はんだの濡れ性に ついて(2)

はんだの濡れ性について(2)

鉛フリー実装に移行する際に、部品側の鉛フリー化は必須です。ただ、現在は、鉛フリーはんだ導入への端境期でもあり、鉛フリー未対応のリフロー炉やはんだ槽で実装するケースもあれば、鉛フリー未対応の部品も残っているようです。そのような状況を反映して、以下の質問をよくいただきます。

  1. Sn-Pbはんだで、鉛フリー対応済み部品を実装して問題はないか
  2. 鉛フリーはんだで、有鉛部品を実装して問題はないか

RoHS指令の発効後はどちらもNGですが、過渡的にはどちらのケースも考えられます。

電子部品はかなり鉛フリー化が進み、日本国内の多くのメーカーが鉛フリー、またはRoHS指令対応を謳っています。しかし、部品の鉛フリー化は有鉛品からのランニングチェンジとなる場合がおおいため、未だに一部の有鉛部品が市場に出回っているようです。先日、鉛フリー対応済みの部品にも関わらず、在庫品に有鉛品が紛れ込んでいたため蛍光X線検査で鉛が検出された、などという笑えない話も聞きました。

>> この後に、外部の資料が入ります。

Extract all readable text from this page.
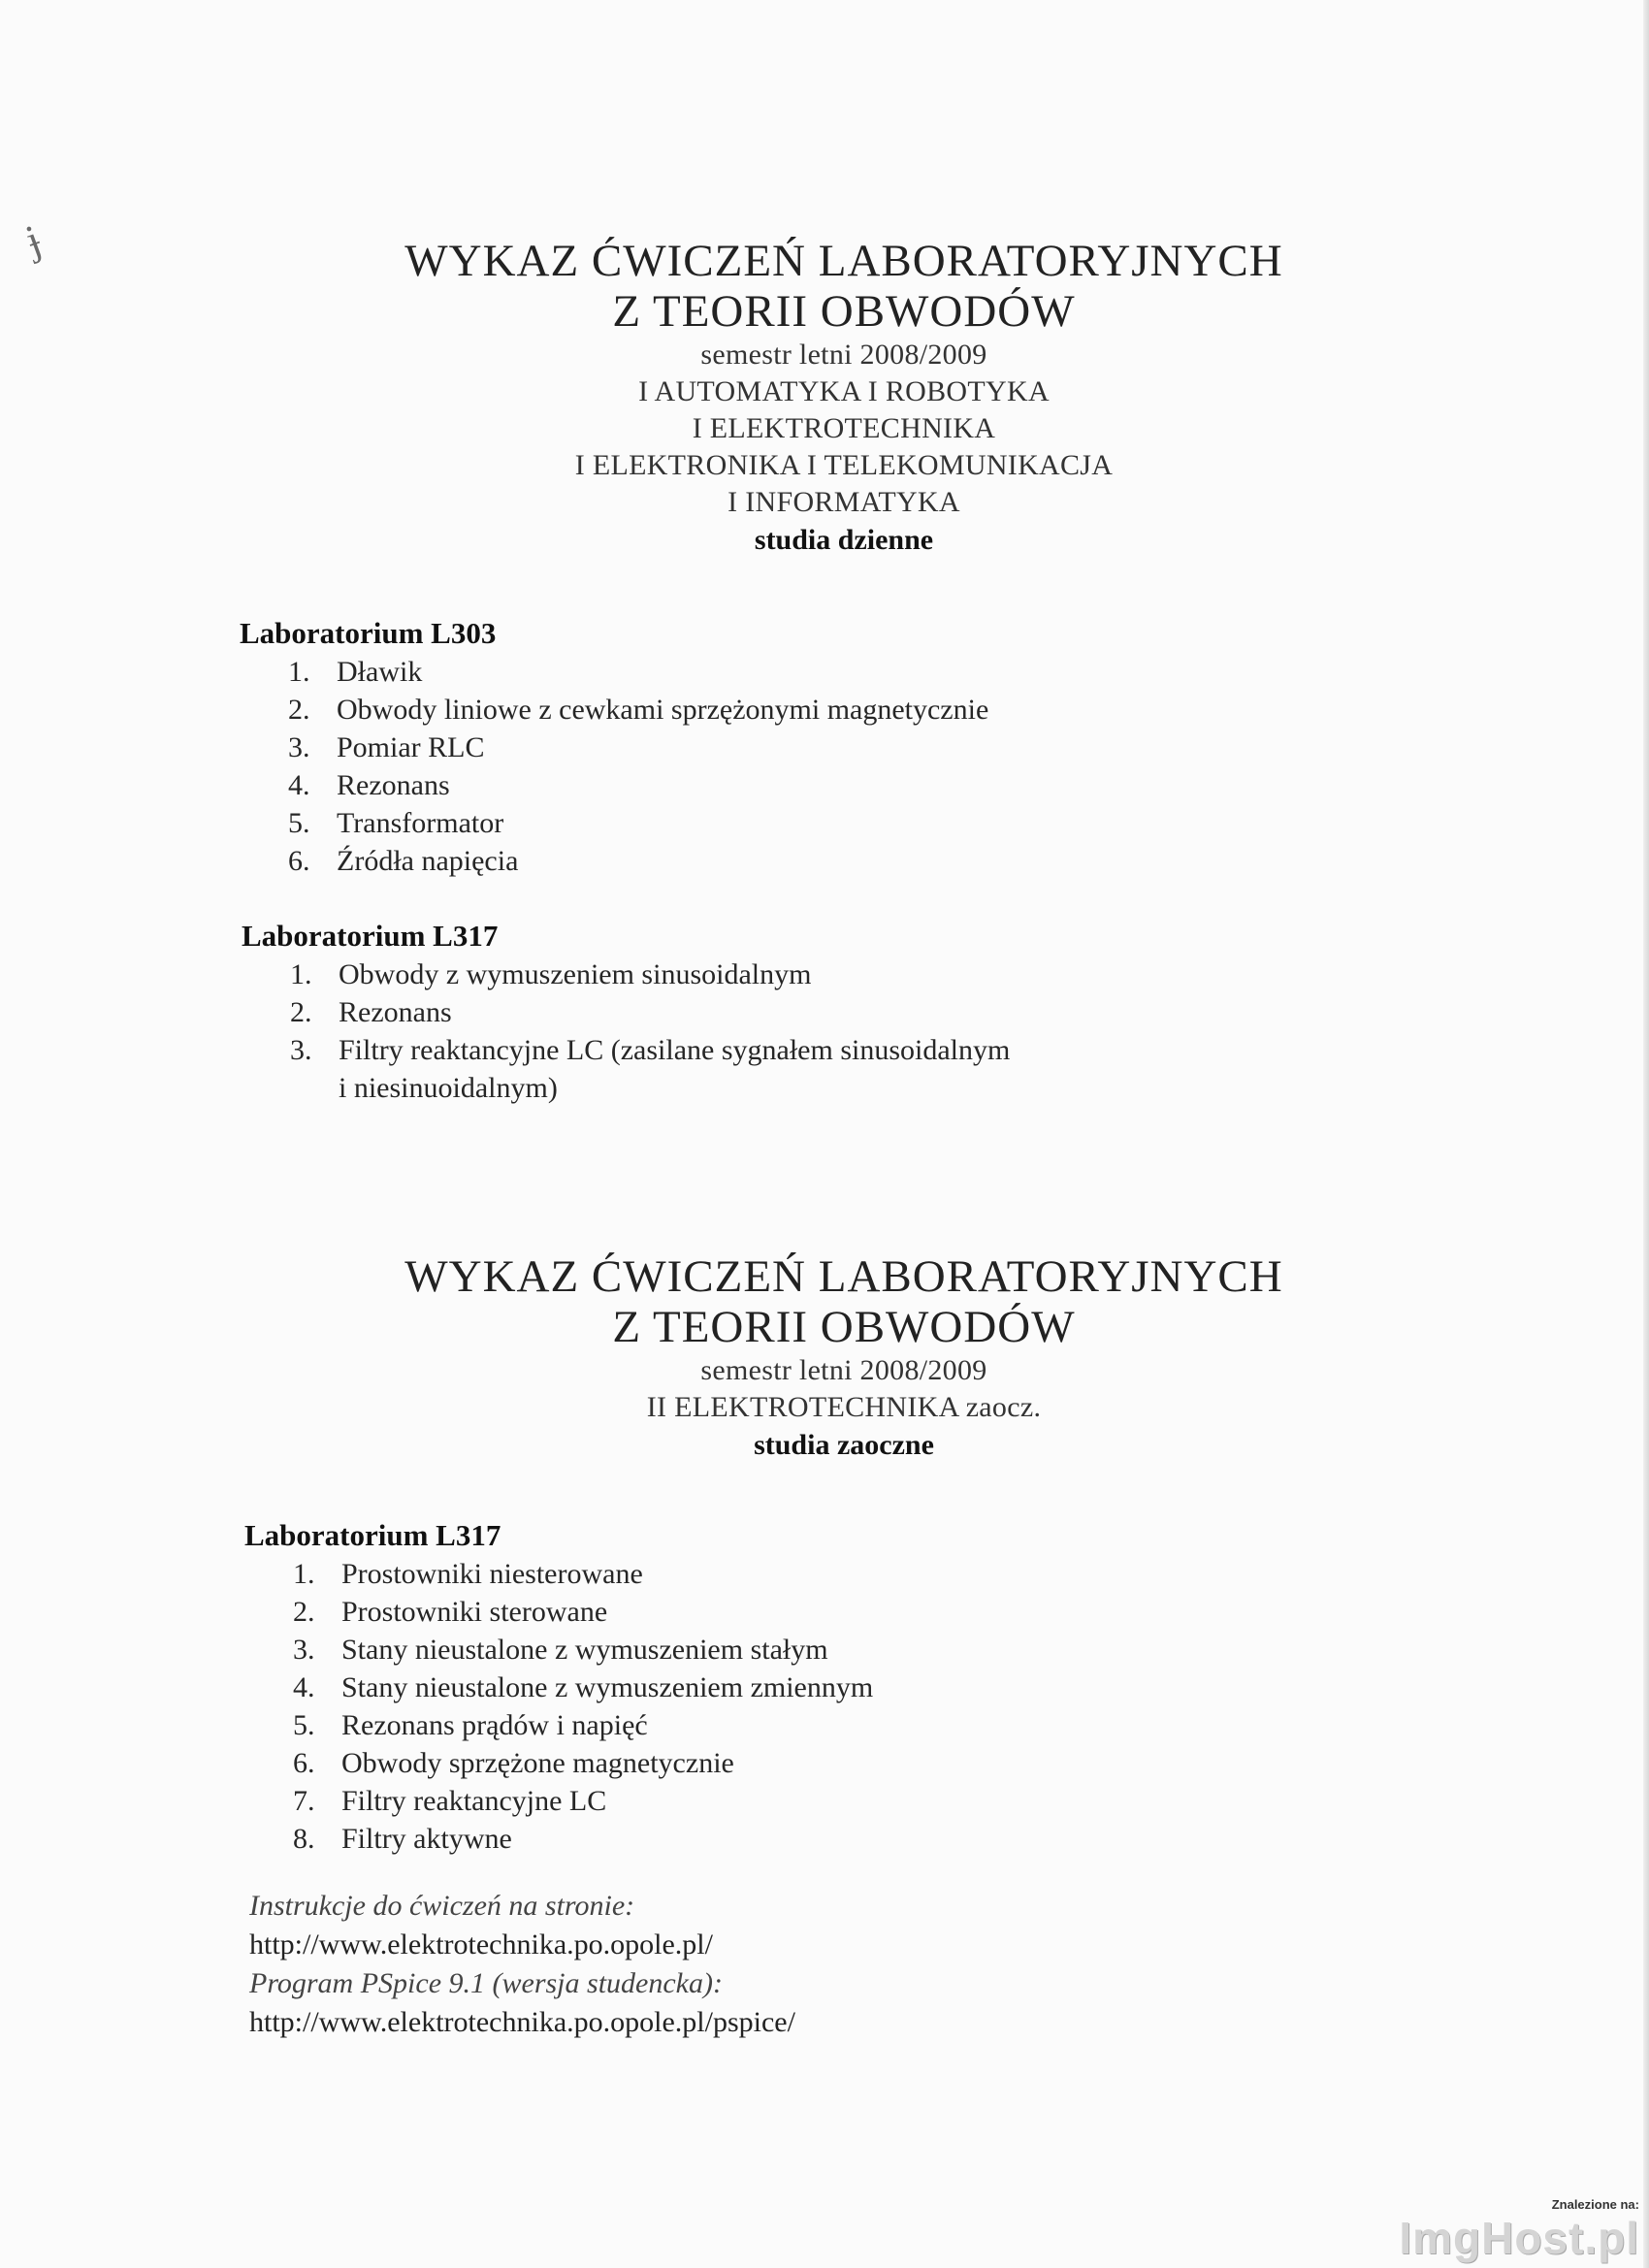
ɉ	WYKAZ ĆWICZEŃ LABORATORYJNYCH
Z TEORII OBWODÓW
semestr letni 2008/2009
I AUTOMATYKA I ROBOTYKA
I ELEKTROTECHNIKA
I ELEKTRONIKA I TELEKOMUNIKACJA
I INFORMATYKA
studia dzienne
Laboratorium L303
1. Dławik
2. Obwody liniowe z cewkami sprzężonymi magnetycznie
3. Pomiar RLC
4. Rezonans
5. Transformator
6. Źródła napięcia
Laboratorium L317
1. Obwody z wymuszeniem sinusoidalnym
2. Rezonans
3. Filtry reaktancyjne LC (zasilane sygnałem sinusoidalnym
i niesinuoidalnym)
WYKAZ ĆWICZEŃ LABORATORYJNYCH
Z TEORII OBWODÓW
semestr letni 2008/2009
II ELEKTROTECHNIKA zaocz.
studia zaoczne
Laboratorium L317
1. Prostowniki niesterowane
2. Prostowniki sterowane
3. Stany nieustalone z wymuszeniem stałym
4. Stany nieustalone z wymuszeniem zmiennym
5. Rezonans prądów i napięć
6. Obwody sprzężone magnetycznie
7. Filtry reaktancyjne LC
8. Filtry aktywne
Instrukcje do ćwiczeń na stronie:
http://www.elektrotechnika.po.opole.pl/
Program PSpice 9.1 (wersja studencka):
http://www.elektrotechnika.po.opole.pl/pspice/
Znalezione na:
ImgHost.pl
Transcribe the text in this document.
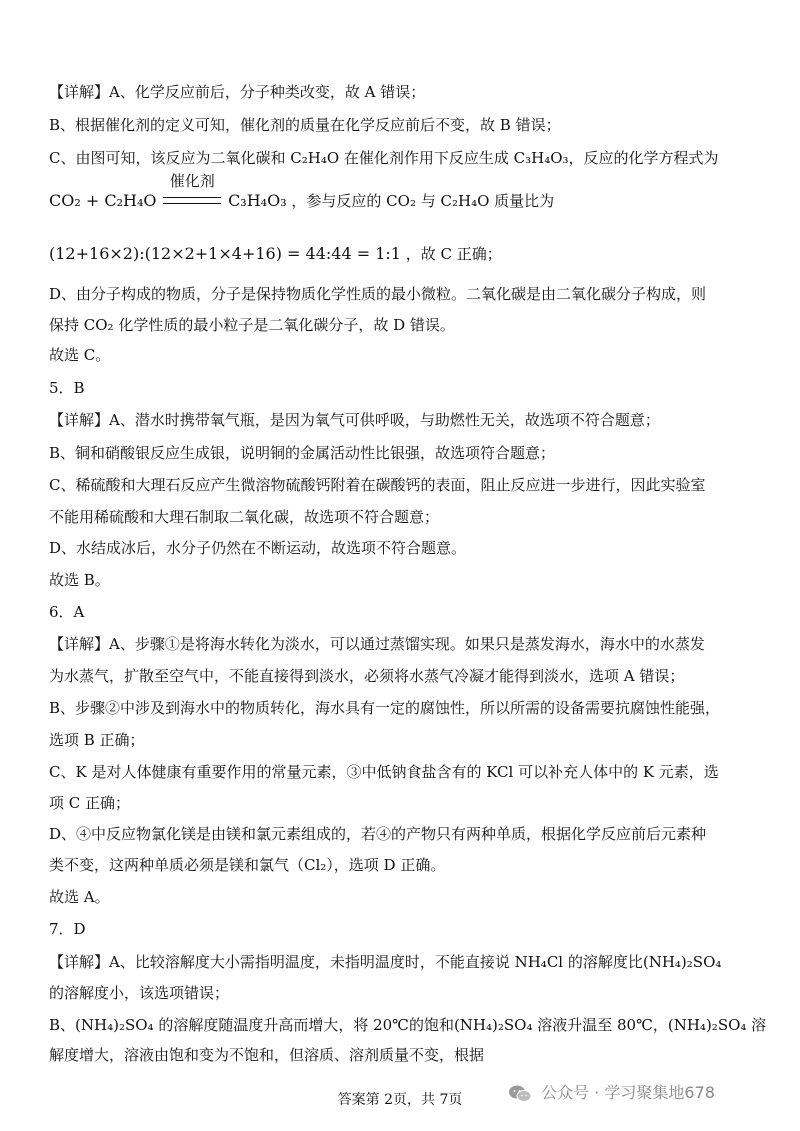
【详解】A、化学反应前后，分子种类改变，故 A 错误；
B、根据催化剂的定义可知，催化剂的质量在化学反应前后不变，故 B 错误；
C、由图可知，该反应为二氧化碳和 C₂H₄O 在催化剂作用下反应生成 C₃H₄O₃，反应的化学方程式为
CO₂ + C₂H₄O
催化剂
C₃H₄O₃ ，参与反应的 CO₂ 与 C₂H₄O 质量比为
(12+16×2):(12×2+1×4+16) = 44:44 = 1:1 ，故 C 正确；
D、由分子构成的物质，分子是保持物质化学性质的最小微粒。二氧化碳是由二氧化碳分子构成，则
保持 CO₂ 化学性质的最小粒子是二氧化碳分子，故 D 错误。
故选 C。
5．B
【详解】A、潜水时携带氧气瓶，是因为氧气可供呼吸，与助燃性无关，故选项不符合题意；
B、铜和硝酸银反应生成银，说明铜的金属活动性比银强，故选项符合题意；
C、稀硫酸和大理石反应产生微溶物硫酸钙附着在碳酸钙的表面，阻止反应进一步进行，因此实验室
不能用稀硫酸和大理石制取二氧化碳，故选项不符合题意；
D、水结成冰后，水分子仍然在不断运动，故选项不符合题意。
故选 B。
6．A
【详解】A、步骤①是将海水转化为淡水，可以通过蒸馏实现。如果只是蒸发海水，海水中的水蒸发
为水蒸气，扩散至空气中，不能直接得到淡水，必须将水蒸气冷凝才能得到淡水，选项 A 错误；
B、步骤②中涉及到海水中的物质转化，海水具有一定的腐蚀性，所以所需的设备需要抗腐蚀性能强，
选项 B 正确；
C、K 是对人体健康有重要作用的常量元素，③中低钠食盐含有的 KCl 可以补充人体中的 K 元素，选
项 C 正确；
D、④中反应物氯化镁是由镁和氯元素组成的，若④的产物只有两种单质，根据化学反应前后元素种
类不变，这两种单质必须是镁和氯气（Cl₂），选项 D 正确。
故选 A。
7．D
【详解】A、比较溶解度大小需指明温度，未指明温度时，不能直接说 NH₄Cl 的溶解度比(NH₄)₂SO₄
的溶解度小，该选项错误；
B、(NH₄)₂SO₄ 的溶解度随温度升高而增大，将 20℃的饱和(NH₄)₂SO₄ 溶液升温至 80℃，(NH₄)₂SO₄ 溶
解度增大，溶液由饱和变为不饱和，但溶质、溶剂质量不变，根据
答案第 2页，共 7页	公众号 · 学习聚集地678
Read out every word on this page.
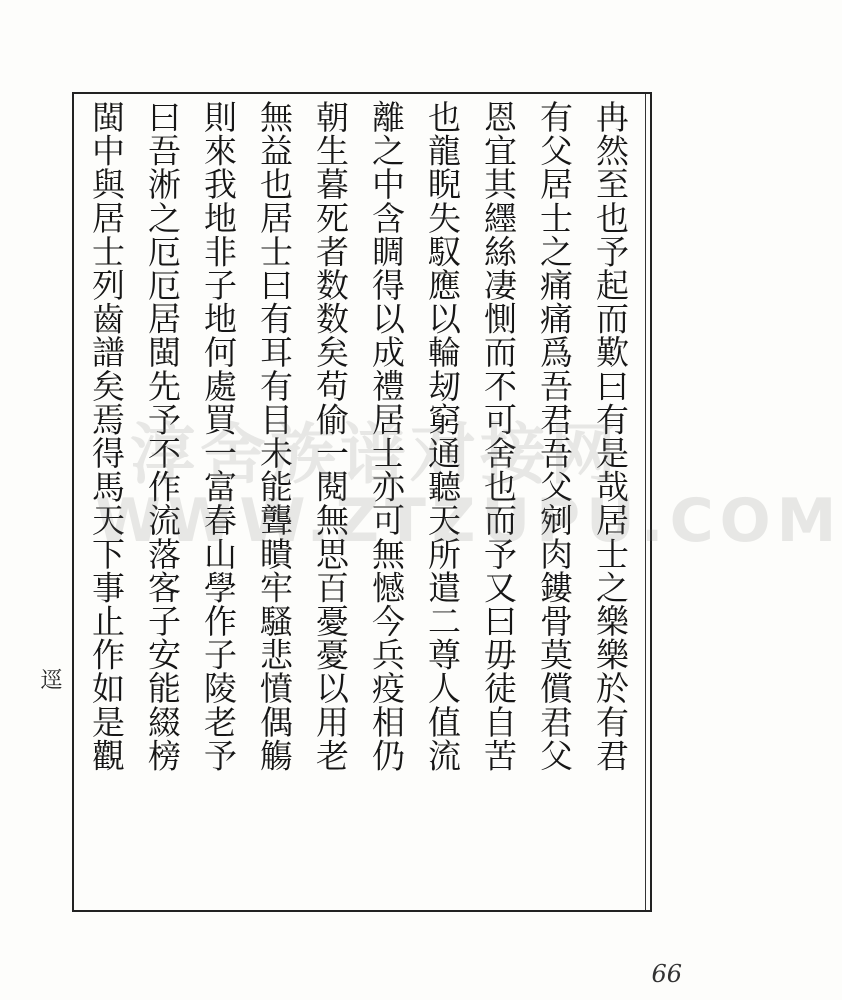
冉然至也予起而歎曰有是哉居士之樂樂於有君
有父居士之痛痛爲吾君吾父剜肉鏤骨莫償君父
恩宜其纆絲凄惻而不可舍也而予又曰毋徒自苦
也龍睨失馭應以輪刼窮通聽天所遣二尊人值流
離之中含睭得以成禮居士亦可無憾今兵疫相仍
朝生暮死者数数矣苟偷一閱無思百憂憂以用老
無益也居士曰有耳有目未能聾瞶牢騷悲憤偶觴
則來我地非子地何處買一富春山學作子陵老予
曰吾淅之厄厄居閩先予不作流落客子安能綴榜
閩中與居士列齒譜矣焉得馬天下事止作如是觀 淳舍族谱对接网
WWW.ZTZUPU.COM
逕
66
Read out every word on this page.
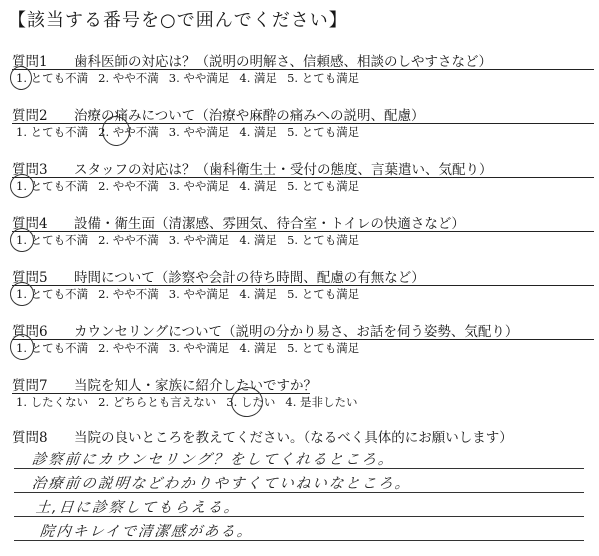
【該当する番号を○で囲んでください】
質問1 歯科医師の対応は？（説明の明解さ、信頼感、相談のしやすさなど）
1. とても不満 2. やや不満 3. やや満足 4. 満足 5. とても満足
質問2 治療の痛みについて（治療や麻酔の痛みへの説明、配慮）
1. とても不満 2. やや不満 3. やや満足 4. 満足 5. とても満足
質問3 スタッフの対応は？（歯科衛生士・受付の態度、言葉遣い、気配り）
1. とても不満 2. やや不満 3. やや満足 4. 満足 5. とても満足
質問4 設備・衛生面（清潔感、雰囲気、待合室・トイレの快適さなど）
1. とても不満 2. やや不満 3. やや満足 4. 満足 5. とても満足
質問5 時間について（診察や会計の待ち時間、配慮の有無など）
1. とても不満 2. やや不満 3. やや満足 4. 満足 5. とても満足
質問6 カウンセリングについて（説明の分かり易さ、お話を伺う姿勢、気配り）
1. とても不満 2. やや不満 3. やや満足 4. 満足 5. とても満足
質問7 当院を知人・家族に紹介したいですか？
1. したくない 2. どちらとも言えない 3. したい 4. 是非したい
質問8 当院の良いところを教えてください。（なるべく具体的にお願いします）
診察前にカウンセリング？をしてくれるところ。
治療前の説明などわかりやすくていねいなところ。
土,日に診察してもらえる。
院内キレイで清潔感がある。
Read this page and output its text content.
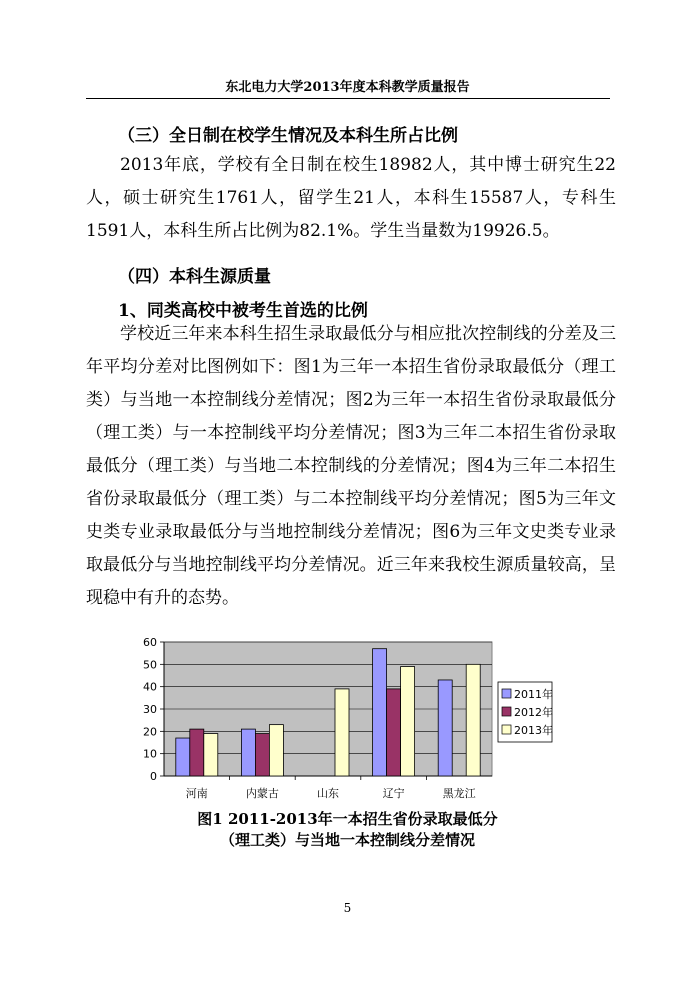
东北电力大学2013年度本科教学质量报告
（三）全日制在校学生情况及本科生所占比例

2013年底，学校有全日制在校生18982人，其中博士研究生22人，硕士研究生1761人，留学生21人，本科生15587人，专科生1591人，本科生所占比例为82.1%。学生当量数为19926.5。

（四）本科生源质量
1、同类高校中被考生首选的比例

学校近三年来本科生招生录取最低分与相应批次控制线的分差及三年平均分差对比图例如下：图1为三年一本招生省份录取最低分（理工类）与当地一本控制线分差情况；图2为三年一本招生省份录取最低分（理工类）与一本控制线平均分差情况；图3为三年二本招生省份录取最低分（理工类）与当地二本控制线的分差情况；图4为三年二本招生省份录取最低分（理工类）与二本控制线平均分差情况；图5为三年文史类专业录取最低分与当地控制线分差情况；图6为三年文史类专业录取最低分与当地控制线平均分差情况。近三年来我校生源质量较高，呈现稳中有升的态势。

0
10
20
30
40
50
60
河南	内蒙古	山东	辽宁	黑龙江
2011年
2012年
2013年
图1 2011-2013年一本招生省份录取最低分
（理工类）与当地一本控制线分差情况
5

さて、前出の質問ですが、1.について問題はないと考えますが、2.は信頼性に影響を及ぼす恐れがあります。これまでも折に触れて申し上げてきましたが、はんだが変わって一番重要なことは、「いかに接合信頼性を確保するか」ということです。ところが、部品の端子(リード)に鉛が含まれていると、基板とはんだの界面に融けだした鉛の層ができてしまい、接合面が脆くなってしまいます。リフトオフの項でも述べましたが、基板とはんだの界面に低融点の合金層ができると、その部分の接合強度が著しく低くなってリフトオフなどの不具合を起こします。はんだにビスマスが含まれると、更に低融点の合金層ができて強度を低下させてしまいます。

温度サイクル試験や高温・高湿試験を実施して断面を観察すると、はんだの劣化の傾向が現れます。このため、有鉛部品を鉛フリーはんだで実装することは、避けた方が無難です。フロー実装の場合には、端子(リード)部分の鉛が半田槽に融けだしてはんだの組成にも影響があります。

接合部分の界面では、いろいろなものが接合強度に影響を与えます。ビスマスや、部品の端子部分の鉛、また基板表面の劣化など多くの不具合の因子が隠れています。実装温度の管理に問題があるとカーケンダルボイドの発生を誘発します。また、基板の銅自体が酸化していることもあります。金フラッシュメッキの基板の下地が酸化しているとはんだが濡れているようで濡れていない場合もあります。外観上でははんだが濡れており、不具合が見えないことが恐ろしいところです。

湿気を避け基板の表面の酸化を防ぎ、はんだの品質を管理し、実装に至るまでの埃や異物の混入を避け、実装時の温度プロファイルをしっかり管理することをお勧めします。